Ending on that thought - the thought that maybe they should have been watching more, should have been more proactive - Oligo bid them a good night.
The village didn't stir for their return. No howling Lunatics, no gunfire.
Just the dead silence of eerie light from the Fountain bright.
Soon, through many heavy, shaken footfalls, they continued along the wall of buildings that led further into the Astrowall.
Noelle felt lost. Even as they saw the elevator, neat, modern, pristine, with a keypad that she froze over, she didn't know what to do. Even when they all settled down in the elevator, she was… lost. Sat there, back against the buttoned panel as the cabin began a slow, agonizingly slow ascent. Ralsei dropped to his knees and pulled his hat over his face, curled into a little ball. She wasn't sure who was shaking because of the lift or because of their emotions, but she knew. Noelle knew. Susie was leaning against the wall.
"Was it our fault?" The hat was pinched and pulled by claws.
"No."
"I… I think it was," Ralsei whined. "We're Kris's friends. And, umm, shouldn't we have seen it? And we should have been… umm, aware. Of where we are. This place. It's not happy."
The vicious nature of the noise Susie made told Noelle her stance.
"They're a liar," Susie blamed, she accused, observed, "and it's not like they were gonna let us know anyway. Who knows what's inside their head; you think they know?" Noelle's shoulders slumped as she stared at Susie, swallowing dryly. Susie wrinkled her nose like she smelled something foul, and Noelle would say it was traced by dumb fury. Her teeth appeared as she shivered, as though cold. "You can't just explain everything as… depression, or, or mental shit, or whatever the fuck that they're trying to-"
"Susie. Shut up."
Noelle surprised herself with how adamant and authoritative that came out as. Shockingly, she listened to Noelle well, even though her wild-eyed face seemed panicked enough to respond. Noelle just glared at her, unforgiving in her staunch resolve.
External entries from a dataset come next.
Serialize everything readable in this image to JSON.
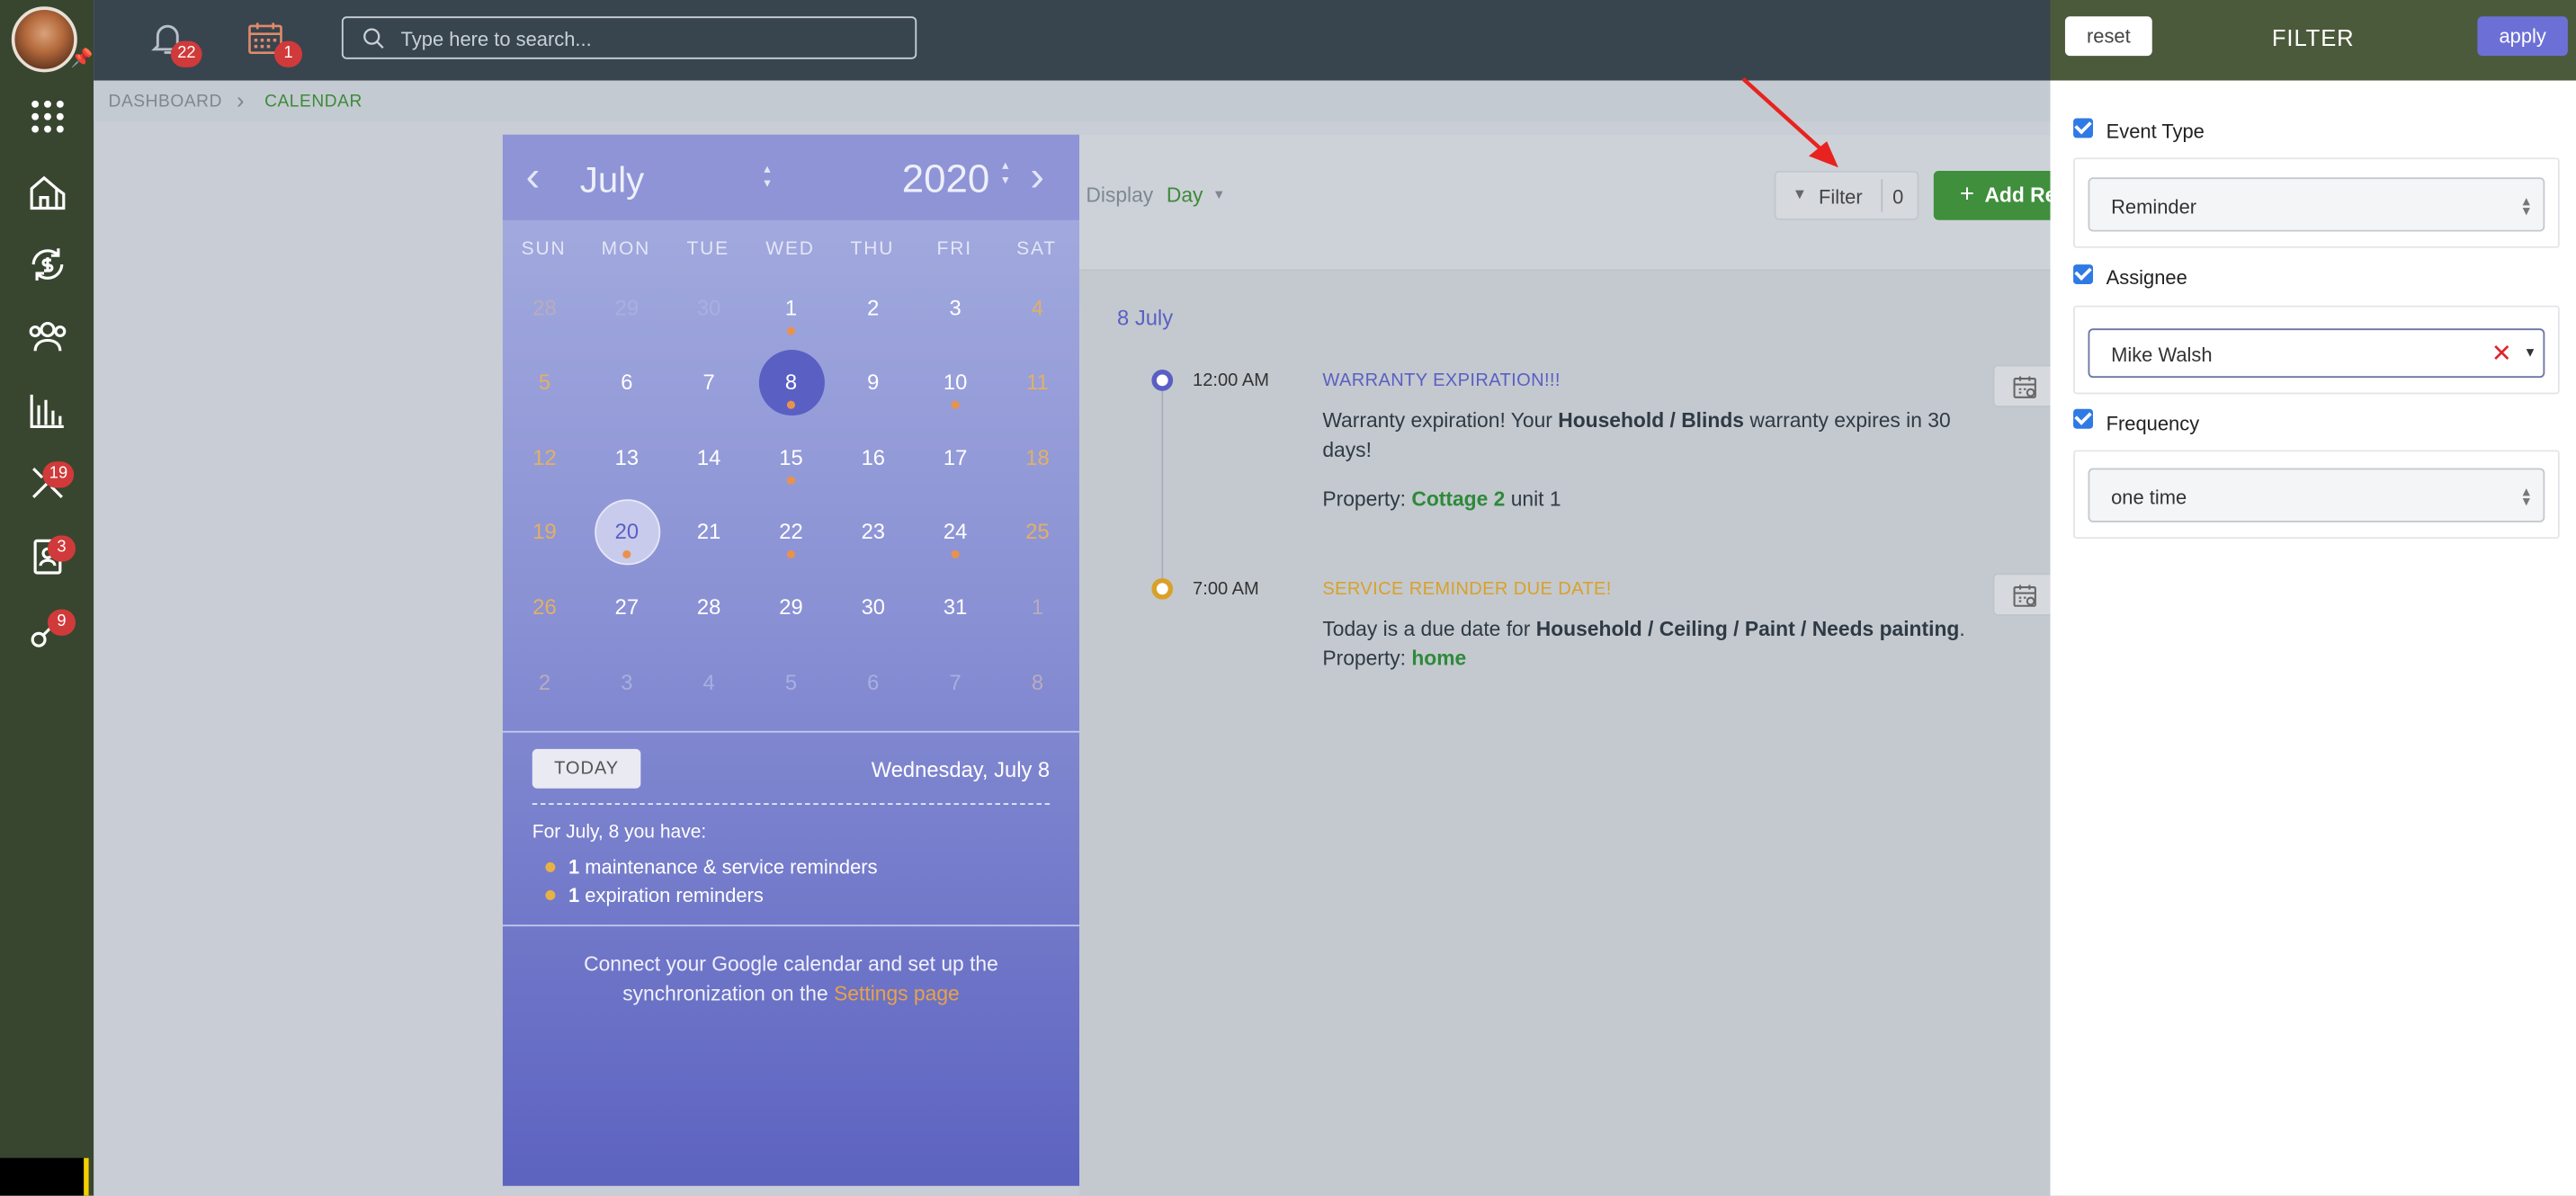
{
  "topbar": {
    "notifications_count": "22",
    "calendar_count": "1",
    "search_placeholder": "Type here to search..."
  },
  "sidebar": {
    "badges": {
      "tools": "19",
      "contacts": "3",
      "keys": "9"
    }
  },
  "breadcrumb": {
    "dashboard": "DASHBOARD",
    "separator": "›",
    "calendar": "CALENDAR"
  },
  "calendar": {
    "month": "July",
    "year": "2020",
    "weekdays": [
      "SUN",
      "MON",
      "TUE",
      "WED",
      "THU",
      "FRI",
      "SAT"
    ],
    "weeks": [
      [
        {
          "d": "28",
          "m": 1
        },
        {
          "d": "29",
          "m": 1
        },
        {
          "d": "30",
          "m": 1
        },
        {
          "d": "1",
          "dot": 1
        },
        {
          "d": "2"
        },
        {
          "d": "3"
        },
        {
          "d": "4"
        }
      ],
      [
        {
          "d": "5"
        },
        {
          "d": "6"
        },
        {
          "d": "7"
        },
        {
          "d": "8",
          "sel": 1,
          "dot": 1
        },
        {
          "d": "9"
        },
        {
          "d": "10",
          "dot": 1
        },
        {
          "d": "11"
        }
      ],
      [
        {
          "d": "12"
        },
        {
          "d": "13"
        },
        {
          "d": "14"
        },
        {
          "d": "15",
          "dot": 1
        },
        {
          "d": "16"
        },
        {
          "d": "17"
        },
        {
          "d": "18"
        }
      ],
      [
        {
          "d": "19"
        },
        {
          "d": "20",
          "today": 1,
          "dot": 1
        },
        {
          "d": "21"
        },
        {
          "d": "22",
          "dot": 1
        },
        {
          "d": "23"
        },
        {
          "d": "24",
          "dot": 1
        },
        {
          "d": "25"
        }
      ],
      [
        {
          "d": "26"
        },
        {
          "d": "27"
        },
        {
          "d": "28"
        },
        {
          "d": "29"
        },
        {
          "d": "30"
        },
        {
          "d": "31"
        },
        {
          "d": "1",
          "m": 1
        }
      ],
      [
        {
          "d": "2",
          "m": 1
        },
        {
          "d": "3",
          "m": 1
        },
        {
          "d": "4",
          "m": 1
        },
        {
          "d": "5",
          "m": 1
        },
        {
          "d": "6",
          "m": 1
        },
        {
          "d": "7",
          "m": 1
        },
        {
          "d": "8",
          "m": 1
        }
      ]
    ],
    "today_label": "TODAY",
    "selected_date": "Wednesday, July 8",
    "summary_title": "For July, 8 you have:",
    "summary": [
      {
        "count": "1",
        "text": "maintenance & service reminders"
      },
      {
        "count": "1",
        "text": "expiration reminders"
      }
    ],
    "connect_text": "Connect your Google calendar and set up the",
    "connect_text2": "synchronization on the",
    "settings_link": "Settings page"
  },
  "main": {
    "display_label": "Display",
    "display_value": "Day",
    "filter_label": "Filter",
    "filter_count": "0",
    "add_label": "Add Re",
    "date_heading": "8 July",
    "events": [
      {
        "time": "12:00 AM",
        "title": "WARRANTY EXPIRATION!!!",
        "color": "#5a5fc4",
        "l1a": "Warranty expiration! Your ",
        "l1b": "Household / Blinds",
        "l1c": " warranty expires in 30",
        "l2": "days!",
        "prop_label": "Property: ",
        "prop_value": "Cottage 2",
        "prop_rest": " unit 1"
      },
      {
        "time": "7:00 AM",
        "title": "SERVICE REMINDER DUE DATE!",
        "color": "#d9a12a",
        "l1a": "Today is a due date for ",
        "l1b": "Household / Ceiling / Paint / Needs painting",
        "l1c": ".",
        "prop_label": "Property: ",
        "prop_value": "home"
      }
    ]
  },
  "filter": {
    "reset": "reset",
    "title": "FILTER",
    "apply": "apply",
    "event_type_label": "Event Type",
    "event_type_value": "Reminder",
    "assignee_label": "Assignee",
    "assignee_value": "Mike Walsh",
    "frequency_label": "Frequency",
    "frequency_value": "one time"
  }
}
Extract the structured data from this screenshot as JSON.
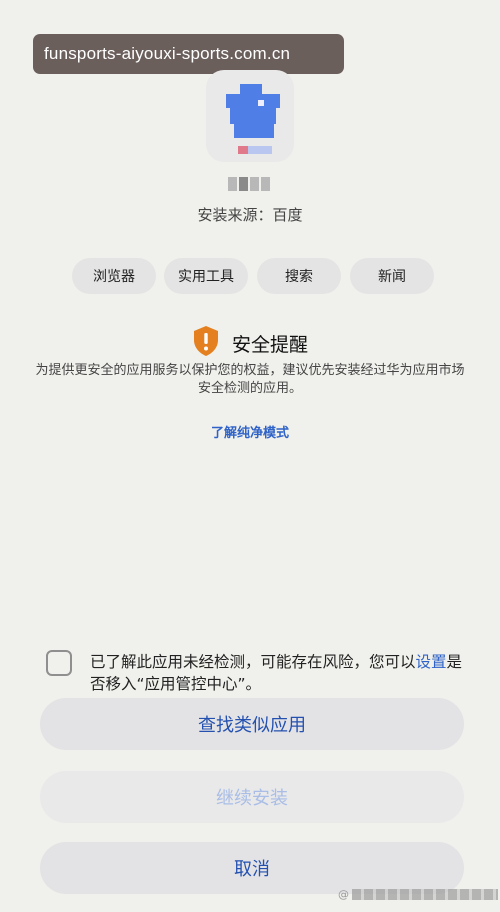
{
  "banner": {
    "url": "funsports-aiyouxi-sports.com.cn"
  },
  "app": {
    "source": "安装来源：百度",
    "tags": [
      "浏览器",
      "实用工具",
      "搜索",
      "新闻"
    ]
  },
  "warning": {
    "icon": "shield-alert-icon",
    "title": "安全提醒",
    "text": "为提供更安全的应用服务以保护您的权益，建议优先安装经过华为应用市场安全检测的应用。",
    "link": "了解纯净模式"
  },
  "consent": {
    "checked": false,
    "text_prefix": "已了解此应用未经检测，可能存在风险，您可以",
    "text_link": "设置",
    "text_suffix": "是否移入“应用管控中心”。"
  },
  "buttons": {
    "find_similar": "查找类似应用",
    "continue_install": "继续安装",
    "cancel": "取消"
  },
  "watermark": {
    "prefix": "@"
  },
  "colors": {
    "accent": "#2451b0",
    "link": "#2f63c7",
    "warning_orange": "#e4801f",
    "background": "#f0f0ec",
    "button_bg": "#e3e3e5"
  }
}
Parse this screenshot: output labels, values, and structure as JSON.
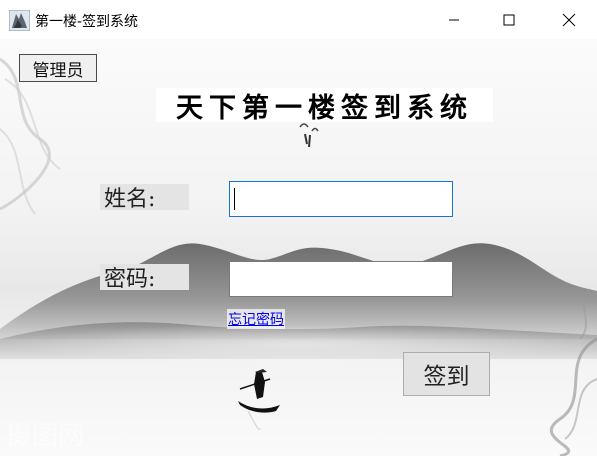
{
  "window": {
    "title": "第一楼-签到系统",
    "icon": "app-painting-icon",
    "controls": {
      "minimize_icon": "minimize-icon",
      "maximize_icon": "maximize-icon",
      "close_icon": "close-icon"
    }
  },
  "toolbar": {
    "admin_label": "管理员"
  },
  "form": {
    "heading": "天下第一楼签到系统",
    "name_label": "姓名:",
    "name_value": "",
    "password_label": "密码:",
    "password_value": "",
    "forgot_password_link": "忘记密码",
    "signin_label": "签到"
  },
  "colors": {
    "focus_border": "#1473d4",
    "link": "#0000ee"
  }
}
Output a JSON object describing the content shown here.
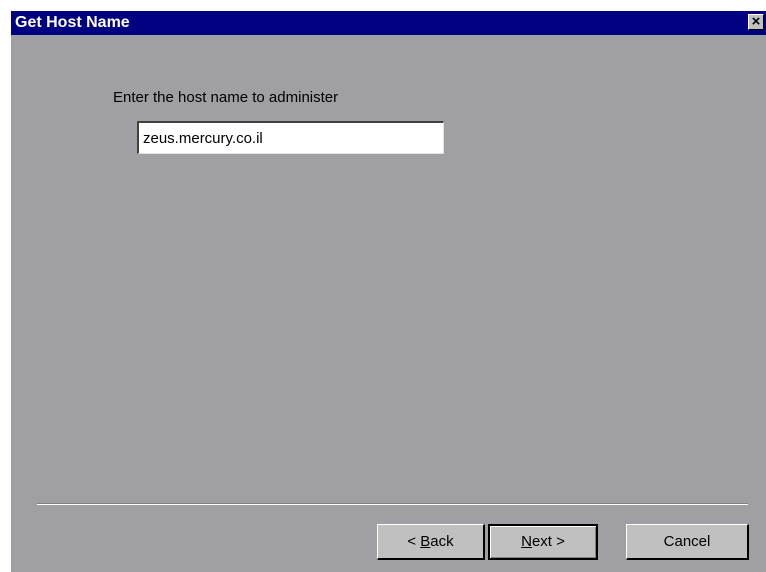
{
  "window": {
    "title": "Get Host Name",
    "close_glyph": "×"
  },
  "form": {
    "prompt_label": "Enter the host name to administer",
    "host_value": "zeus.mercury.co.il"
  },
  "buttons": {
    "back": {
      "prefix": "< ",
      "accel": "B",
      "rest": "ack"
    },
    "next": {
      "accel": "N",
      "rest": "ext >"
    },
    "cancel": "Cancel"
  },
  "colors": {
    "titlebar": "#000080",
    "dialog_bg": "#a0a0a4",
    "button_face": "#c0c0c0"
  }
}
She made a resolution then and there. It was her fault, however partly, that Kris went off the deep-end. She had failed as a friend. But she wouldn't anymore. Kris may have been gone but she would try to pull them back. Whenever she could, she would try. The bumpy hum of the elevator disturbed her thoughts, but she would try. Even if they were merciless in their killing. Even if they deigned to strike everyone down, or if they chose to be the bad guy at the end. Noelle had to be strong for Kris. Perhaps, in a different manner than before, but perhaps not.
She would save the world.
She would save Kris.
And judging by Ralsei's upset demeanor, with his hidden face and tightly glued-together claws, she wasn't the only one who felt they could do something. Help Kris. She had to help Kris, whether they liked it or not.
She used to listen to them. But now, she would speak to them. And they were going to listen, even if she had to make them.
But for now, she leaned her face against the walls of the box and closed her eyes, remembering what she could, seeing what went wrong with everything, and soon enough, the elevator arrived at the second-floor offices.